As outlined a number of times on Mecardo, the war in Ukraine has caused world grain and oilseed markets to spike higher, with consumers scrambling to replace stocks they can no longer get out of these countries. If the war goes on for much longer, Ukraine wills struggle to sow spring crops, meaning that global production and supplies will take a hit in 2022.
Anyone who has been reading Mecardo for a while will know that rapid grain price rises will inevitably impact beef prices. With almost all the beef produced in the US being grainfed, as Adrian points out in his article today, a 15% increase in the cost of feed corn in the US will mean either beef prices rise, or feeder cattle markets tumble.
In the US it has been cattle markets which have fallen. nearby Feeder Cattle Futures have lost over 10% since the middle of February as lotfeeder margins shrink. (figure 1) They haven’t been helped by an uncertainty driven 3.5% slide in the Live Cattle Futures, which are based on finished grainfed cattle.
Normally, falling US cattle and therefore beef prices would be negative for Australian beef and cattle prices, with the US being one of our biggest customers in low value markets, and competitors in high value markets. However, figure 1 shows the moves in US cattle markets are barely a blip in the medium and long term.

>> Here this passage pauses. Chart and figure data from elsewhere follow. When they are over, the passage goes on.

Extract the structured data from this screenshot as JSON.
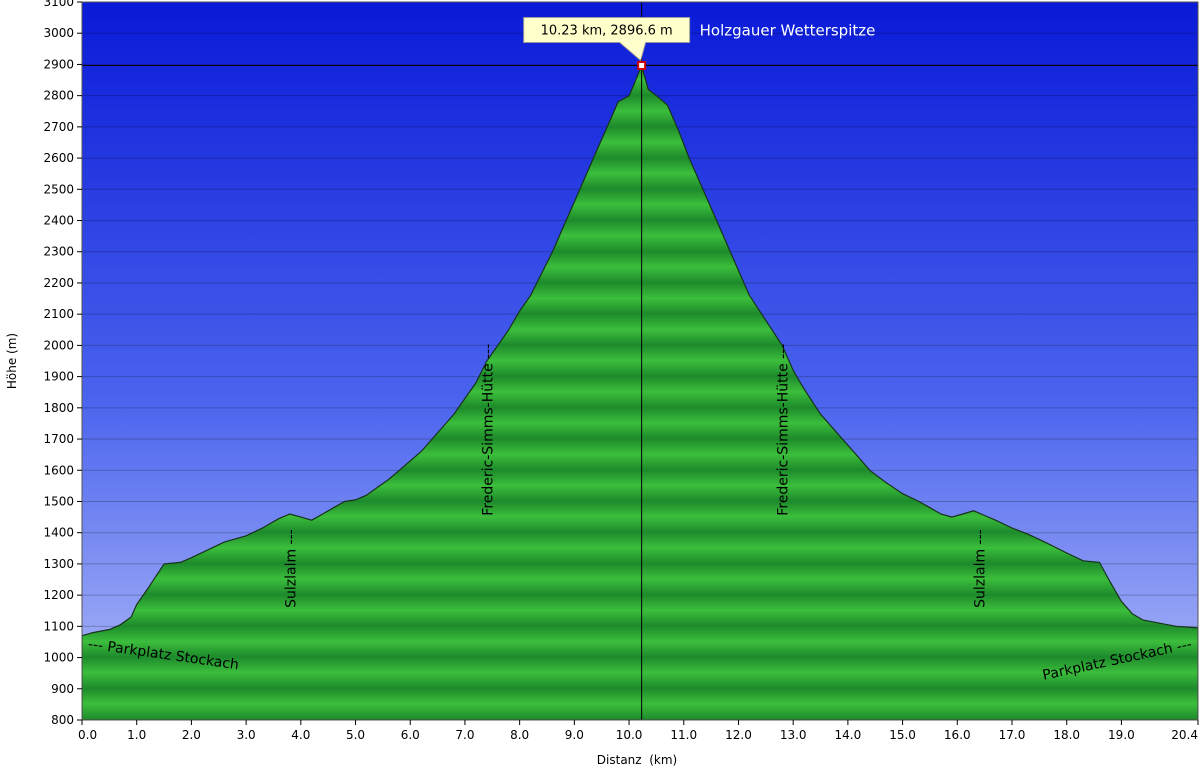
{
  "chart_data": {
    "type": "area",
    "xlabel": "Distanz  (km)",
    "ylabel": "Höhe (m)",
    "xlim": [
      0,
      20.4
    ],
    "ylim": [
      800,
      3100
    ],
    "x_ticks": [
      "0.0",
      "1.0",
      "2.0",
      "3.0",
      "4.0",
      "5.0",
      "6.0",
      "7.0",
      "8.0",
      "9.0",
      "10.0",
      "11.0",
      "12.0",
      "13.0",
      "14.0",
      "15.0",
      "16.0",
      "17.0",
      "18.0",
      "19.0",
      "20.4"
    ],
    "y_ticks": [
      "800",
      "900",
      "1000",
      "1100",
      "1200",
      "1300",
      "1400",
      "1500",
      "1600",
      "1700",
      "1800",
      "1900",
      "2000",
      "2100",
      "2200",
      "2300",
      "2400",
      "2500",
      "2600",
      "2700",
      "2800",
      "2900",
      "3000",
      "3100"
    ],
    "grid": true,
    "colors": {
      "sky_top": "#0a1ad8",
      "sky_bottom": "#a7b3f7",
      "fill_light": "#3cbe3c",
      "fill_dark": "#1c8a2a",
      "outline": "#1a3a1a"
    },
    "series": [
      {
        "x": [
          0.0,
          0.2,
          0.5,
          0.7,
          0.9,
          1.0,
          1.2,
          1.5,
          1.8,
          2.0,
          2.3,
          2.6,
          3.0,
          3.3,
          3.6,
          3.8,
          4.0,
          4.2,
          4.4,
          4.6,
          4.8,
          5.0,
          5.2,
          5.4,
          5.6,
          5.8,
          6.0,
          6.2,
          6.4,
          6.6,
          6.8,
          7.0,
          7.2,
          7.4,
          7.6,
          7.8,
          8.0,
          8.2,
          8.4,
          8.6,
          8.8,
          9.0,
          9.2,
          9.4,
          9.6,
          9.8,
          10.0,
          10.1,
          10.23,
          10.35,
          10.5,
          10.7,
          10.9,
          11.1,
          11.3,
          11.6,
          11.9,
          12.2,
          12.5,
          12.8,
          13.0,
          13.2,
          13.5,
          13.8,
          14.1,
          14.4,
          14.7,
          15.0,
          15.3,
          15.5,
          15.7,
          15.9,
          16.1,
          16.3,
          16.5,
          16.7,
          17.0,
          17.3,
          17.6,
          18.0,
          18.3,
          18.6,
          18.8,
          19.0,
          19.2,
          19.4,
          19.7,
          20.0,
          20.4
        ],
        "y": [
          1070,
          1080,
          1090,
          1105,
          1130,
          1170,
          1220,
          1300,
          1305,
          1320,
          1345,
          1370,
          1390,
          1415,
          1445,
          1460,
          1450,
          1440,
          1460,
          1480,
          1500,
          1505,
          1520,
          1545,
          1570,
          1600,
          1630,
          1660,
          1700,
          1740,
          1780,
          1830,
          1880,
          1950,
          2000,
          2050,
          2110,
          2160,
          2230,
          2300,
          2380,
          2460,
          2540,
          2620,
          2700,
          2780,
          2800,
          2840,
          2896.6,
          2820,
          2800,
          2770,
          2690,
          2600,
          2520,
          2400,
          2280,
          2160,
          2080,
          2000,
          1920,
          1860,
          1780,
          1720,
          1660,
          1600,
          1560,
          1525,
          1500,
          1480,
          1460,
          1450,
          1460,
          1470,
          1455,
          1440,
          1415,
          1395,
          1370,
          1335,
          1310,
          1305,
          1240,
          1180,
          1140,
          1120,
          1110,
          1100,
          1095
        ]
      }
    ],
    "annotations": [
      {
        "text": "--- Parkplatz Stockach",
        "x": 0.1,
        "y": 1030,
        "rotate": 8
      },
      {
        "text": "Sulzlalm ---",
        "x": 3.9,
        "y": 1285,
        "rotate": -90
      },
      {
        "text": "Frederic-Simms-Hütte ---",
        "x": 7.5,
        "y": 1730,
        "rotate": -90
      },
      {
        "text": "Frederic-Simms-Hütte ---",
        "x": 12.9,
        "y": 1730,
        "rotate": -90
      },
      {
        "text": "Sulzlalm ---",
        "x": 16.5,
        "y": 1285,
        "rotate": -90
      },
      {
        "text": "Parkplatz Stockach ---",
        "x": 20.3,
        "y": 1030,
        "rotate": -12
      }
    ],
    "marker": {
      "x": 10.23,
      "y": 2896.6,
      "tooltip": "10.23 km, 2896.6 m",
      "label": "Holzgauer Wetterspitze"
    }
  }
}
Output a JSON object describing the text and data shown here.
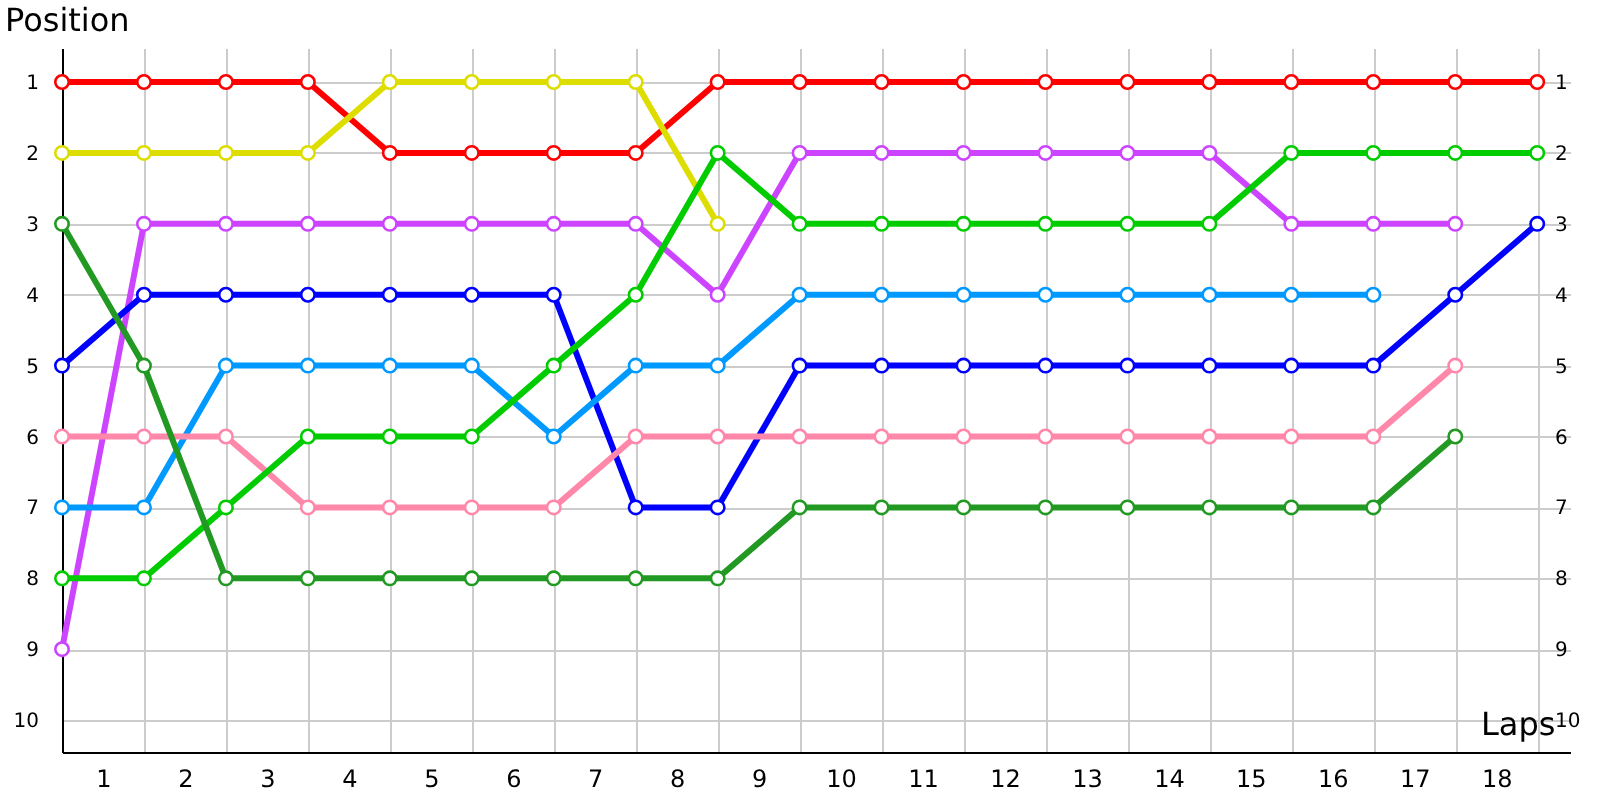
{
  "chart_data": {
    "type": "line",
    "xlabel": "Laps",
    "ylabel": "Position",
    "xlim": [
      0,
      18.4
    ],
    "ylim": [
      10.45,
      0.52
    ],
    "y2lim": [
      10.45,
      0.52
    ],
    "xticks": [
      {
        "value": 0,
        "label": null
      },
      {
        "value": 0.5,
        "label": "1"
      },
      {
        "value": 1,
        "label": null
      },
      {
        "value": 1.5,
        "label": "2"
      },
      {
        "value": 2,
        "label": null
      },
      {
        "value": 2.5,
        "label": "3"
      },
      {
        "value": 3,
        "label": null
      },
      {
        "value": 3.5,
        "label": "4"
      },
      {
        "value": 4,
        "label": null
      },
      {
        "value": 4.5,
        "label": "5"
      },
      {
        "value": 5,
        "label": null
      },
      {
        "value": 5.5,
        "label": "6"
      },
      {
        "value": 6,
        "label": null
      },
      {
        "value": 6.5,
        "label": "7"
      },
      {
        "value": 7,
        "label": null
      },
      {
        "value": 7.5,
        "label": "8"
      },
      {
        "value": 8,
        "label": null
      },
      {
        "value": 8.5,
        "label": "9"
      },
      {
        "value": 9,
        "label": null
      },
      {
        "value": 9.5,
        "label": "10"
      },
      {
        "value": 10,
        "label": null
      },
      {
        "value": 10.5,
        "label": "11"
      },
      {
        "value": 11,
        "label": null
      },
      {
        "value": 11.5,
        "label": "12"
      },
      {
        "value": 12,
        "label": null
      },
      {
        "value": 12.5,
        "label": "13"
      },
      {
        "value": 13,
        "label": null
      },
      {
        "value": 13.5,
        "label": "14"
      },
      {
        "value": 14,
        "label": null
      },
      {
        "value": 14.5,
        "label": "15"
      },
      {
        "value": 15,
        "label": null
      },
      {
        "value": 15.5,
        "label": "16"
      },
      {
        "value": 16,
        "label": null
      },
      {
        "value": 16.5,
        "label": "17"
      },
      {
        "value": 17,
        "label": null
      },
      {
        "value": 17.5,
        "label": "18"
      },
      {
        "value": 18,
        "label": null
      }
    ],
    "yticks": [
      1,
      2,
      3,
      4,
      5,
      6,
      7,
      8,
      9,
      10
    ],
    "y2ticks": [
      1,
      2,
      3,
      4,
      5,
      6,
      7,
      8,
      9,
      10
    ],
    "x": [
      0,
      1,
      2,
      3,
      4,
      5,
      6,
      7,
      8,
      9,
      10,
      11,
      12,
      13,
      14,
      15,
      16,
      17,
      18
    ],
    "grid": true,
    "legend": false,
    "marker": "circle",
    "line_style": "solid",
    "series": [
      {
        "color": "#ff0000",
        "values": [
          1,
          1,
          1,
          1,
          2,
          2,
          2,
          2,
          1,
          1,
          1,
          1,
          1,
          1,
          1,
          1,
          1,
          1,
          1
        ]
      },
      {
        "color": "#dddd00",
        "values": [
          2,
          2,
          2,
          2,
          1,
          1,
          1,
          1,
          3,
          null,
          null,
          null,
          null,
          null,
          null,
          null,
          null,
          null,
          null
        ]
      },
      {
        "color": "#cc44ff",
        "values": [
          9,
          3,
          3,
          3,
          3,
          3,
          3,
          3,
          4,
          2,
          2,
          2,
          2,
          2,
          2,
          3,
          3,
          3,
          null
        ]
      },
      {
        "color": "#0000ff",
        "values": [
          5,
          4,
          4,
          4,
          4,
          4,
          4,
          7,
          7,
          5,
          5,
          5,
          5,
          5,
          5,
          5,
          5,
          4,
          3
        ]
      },
      {
        "color": "#0099ff",
        "values": [
          7,
          7,
          5,
          5,
          5,
          5,
          6,
          5,
          5,
          4,
          4,
          4,
          4,
          4,
          4,
          4,
          4,
          null,
          null
        ]
      },
      {
        "color": "#ff88aa",
        "values": [
          6,
          6,
          6,
          7,
          7,
          7,
          7,
          6,
          6,
          6,
          6,
          6,
          6,
          6,
          6,
          6,
          6,
          5,
          null
        ]
      },
      {
        "color": "#00cc00",
        "values": [
          8,
          8,
          7,
          6,
          6,
          6,
          5,
          4,
          2,
          3,
          3,
          3,
          3,
          3,
          3,
          2,
          2,
          2,
          2
        ]
      },
      {
        "color": "#229922",
        "values": [
          3,
          5,
          8,
          8,
          8,
          8,
          8,
          8,
          8,
          7,
          7,
          7,
          7,
          7,
          7,
          7,
          7,
          6,
          null
        ]
      }
    ]
  }
}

The Global Financial Crisis (GFC) of 2006-2008 gives us somewhat of a template for what to expect in times of economic uncertainty and the subsequent decline in consumer spending. In the US the move from higher priced foodservice (steaks) to lower priced (burgers) actually increases demand for ground beef, of which lean cow beef is a major component. Our major beef exports to the US are lean cow beef.
Figure 2 shows the GFC spike in the 90CL beef export price, and the consistent climb we have seen during Covid. The recent high of 305 US¢/lb seen last week is a new record.
What does it mean?
Cattle markets were due to decline this year, and they might yet, but another round of export prices rises looks to be putting some solid support under the market for lean beef. This should flow through to other categories, to an extent, but some pressure might come on the top end grainfed beef.
This, along with rising grain prices will provide headwinds for young cattle prices, but a 90CL price above 900¢ should translate into an EYCI at that or higher, depending on how the season pans out.
- Rising grain prices and consumer uncertainty have seen US cattle prices fall.
- Our 90CL export beef prices to the US have rallied with increased demand.
- Strong export beef prices should negate some of the downward pressure due to hit cattle markets.